Much like the Montreal Protocol on Substances that Deplete the Ozone Layer (chapter 2.11), the Kyoto Protocol was the international commitment to climate change (global warming).

The Protocol strengthens the global pledge to the United Nations Framework Convention on Climate Change (UNFCCC).

The Protocol was developed and then adopted at the Third Conference of the Parties to the UNFCCC in December 1997, which stipulates developed countries must legally meet emissions reduction targets for 2000 and beyond.

The objective of the Protocol was to reverse the ever-increasing trend of GHG emissions into the atmosphere by developed countries, which began during the Industrial Revolution.

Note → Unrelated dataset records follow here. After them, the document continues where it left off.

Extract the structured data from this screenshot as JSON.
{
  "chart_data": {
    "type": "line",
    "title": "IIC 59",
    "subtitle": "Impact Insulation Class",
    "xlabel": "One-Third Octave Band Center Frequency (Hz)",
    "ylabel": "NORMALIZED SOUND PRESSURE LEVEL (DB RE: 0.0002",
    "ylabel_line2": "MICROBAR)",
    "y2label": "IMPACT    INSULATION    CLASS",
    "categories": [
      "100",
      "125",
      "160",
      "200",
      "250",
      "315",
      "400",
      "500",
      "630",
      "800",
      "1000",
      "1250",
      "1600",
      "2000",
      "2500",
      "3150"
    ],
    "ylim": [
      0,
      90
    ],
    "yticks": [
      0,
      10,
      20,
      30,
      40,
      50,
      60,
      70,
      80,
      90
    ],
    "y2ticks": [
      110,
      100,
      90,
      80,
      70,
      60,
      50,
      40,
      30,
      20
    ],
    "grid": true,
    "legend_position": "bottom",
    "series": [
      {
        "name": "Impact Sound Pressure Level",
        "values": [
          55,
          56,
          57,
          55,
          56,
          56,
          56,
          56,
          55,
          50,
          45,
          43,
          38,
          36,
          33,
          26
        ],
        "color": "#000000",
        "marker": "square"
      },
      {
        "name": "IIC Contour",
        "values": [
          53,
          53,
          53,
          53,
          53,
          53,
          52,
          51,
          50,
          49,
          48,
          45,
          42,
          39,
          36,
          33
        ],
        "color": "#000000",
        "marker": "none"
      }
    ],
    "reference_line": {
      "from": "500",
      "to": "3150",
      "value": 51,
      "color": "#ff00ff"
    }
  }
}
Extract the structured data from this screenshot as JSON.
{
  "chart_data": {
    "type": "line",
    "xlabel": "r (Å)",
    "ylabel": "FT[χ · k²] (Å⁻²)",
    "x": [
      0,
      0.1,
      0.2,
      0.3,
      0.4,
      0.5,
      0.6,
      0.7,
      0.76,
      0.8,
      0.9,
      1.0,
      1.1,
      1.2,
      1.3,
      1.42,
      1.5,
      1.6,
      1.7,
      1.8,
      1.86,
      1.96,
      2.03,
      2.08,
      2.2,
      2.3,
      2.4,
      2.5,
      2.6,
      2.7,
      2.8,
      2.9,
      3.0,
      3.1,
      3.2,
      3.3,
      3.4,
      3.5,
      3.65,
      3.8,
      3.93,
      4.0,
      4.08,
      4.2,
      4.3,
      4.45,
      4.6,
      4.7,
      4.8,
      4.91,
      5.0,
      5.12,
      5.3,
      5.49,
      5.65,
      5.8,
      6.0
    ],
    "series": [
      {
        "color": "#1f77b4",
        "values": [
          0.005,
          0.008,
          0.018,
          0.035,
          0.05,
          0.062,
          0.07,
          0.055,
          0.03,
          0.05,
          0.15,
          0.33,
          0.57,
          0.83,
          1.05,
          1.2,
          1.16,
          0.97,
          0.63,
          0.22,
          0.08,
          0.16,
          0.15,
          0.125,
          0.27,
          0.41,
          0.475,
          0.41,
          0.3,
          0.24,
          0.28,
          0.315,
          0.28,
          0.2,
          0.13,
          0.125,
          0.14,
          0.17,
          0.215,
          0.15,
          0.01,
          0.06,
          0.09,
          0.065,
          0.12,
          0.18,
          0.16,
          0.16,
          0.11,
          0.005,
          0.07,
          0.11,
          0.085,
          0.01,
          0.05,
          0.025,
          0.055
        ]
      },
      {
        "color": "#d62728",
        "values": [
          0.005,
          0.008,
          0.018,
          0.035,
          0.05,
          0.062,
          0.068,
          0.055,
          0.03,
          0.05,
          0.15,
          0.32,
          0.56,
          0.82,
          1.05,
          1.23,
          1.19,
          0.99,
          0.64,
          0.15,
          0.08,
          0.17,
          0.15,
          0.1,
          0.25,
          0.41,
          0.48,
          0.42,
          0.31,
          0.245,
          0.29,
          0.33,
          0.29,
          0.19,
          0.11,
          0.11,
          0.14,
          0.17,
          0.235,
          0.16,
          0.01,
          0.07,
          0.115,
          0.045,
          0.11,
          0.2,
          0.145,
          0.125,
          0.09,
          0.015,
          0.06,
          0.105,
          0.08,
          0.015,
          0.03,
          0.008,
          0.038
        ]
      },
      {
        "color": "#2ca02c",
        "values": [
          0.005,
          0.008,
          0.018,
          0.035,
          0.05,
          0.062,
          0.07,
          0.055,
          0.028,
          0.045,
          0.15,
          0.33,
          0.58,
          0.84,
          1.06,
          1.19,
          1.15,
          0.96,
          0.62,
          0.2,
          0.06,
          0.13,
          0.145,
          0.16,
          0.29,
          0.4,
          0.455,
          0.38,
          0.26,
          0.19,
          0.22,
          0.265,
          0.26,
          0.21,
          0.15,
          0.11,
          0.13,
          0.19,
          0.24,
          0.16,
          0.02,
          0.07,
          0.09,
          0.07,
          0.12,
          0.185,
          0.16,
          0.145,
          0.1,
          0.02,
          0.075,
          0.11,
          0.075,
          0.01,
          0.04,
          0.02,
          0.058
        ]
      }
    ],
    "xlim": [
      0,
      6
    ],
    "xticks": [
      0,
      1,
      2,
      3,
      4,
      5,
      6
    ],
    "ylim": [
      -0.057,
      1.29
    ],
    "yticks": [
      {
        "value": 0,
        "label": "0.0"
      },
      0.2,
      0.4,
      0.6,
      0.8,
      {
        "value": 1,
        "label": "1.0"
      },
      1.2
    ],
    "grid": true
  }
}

However, it is important to note that the Kyoto Protocol has been nullified due to the United States refusal to ratify the agreement. The Paris Agreement has since replaced it.

For more info, visit these sites: Kyoto Protocol & The Paris Agreement

The Basket of Gases and the Global Warming Potential Index

The six main gases under the Kyoto Protocol/Paris Agreement include:

  •  Carbon dioxide (CO2)
  •  Methane (CH4)
  •  Nitrous oxide (N2O)
  •  Sulfur hexafluoride (SF6)
  •  Hydrofluorocarbons (HFCs)
  •  Perfluorocarbons (PFCs)

Each greenhouse gas is converted into an equivalent unit to which all gases can be compared to – in this case, carbon dioxide (similar to the ozone depleting potential, or ODP, index).

A Global Warming Potential (GWP) Index was developed to assess the potential negative environmental impact that individual gases have by measuring their heat trapping capabilities.

The ability of a GHG to contribute to overall climate change will depend on a host of factors, including the amount of gas released, the gases’ relative atmospheric lifespan, and its ability to absorb outgoing infrared radiation.

The atmospheric lifetimes of carbon dioxide and halocarbons will vary greatly, with some lasting longer than others.

  • For example, in a 100-year time span since the simultaneous release of a single emission of carbon dioxide and HFC, 0% of the HFC will be present in the atmosphere whereas 41% of the carbon dioxide will remain (19% after 500 years).

Thus, the GWP of a gas is determined by assessing its ability to absorb infrared energy combined with the amount of the gas present in the atmosphere and its atmospheric lifespan before it is neutralized.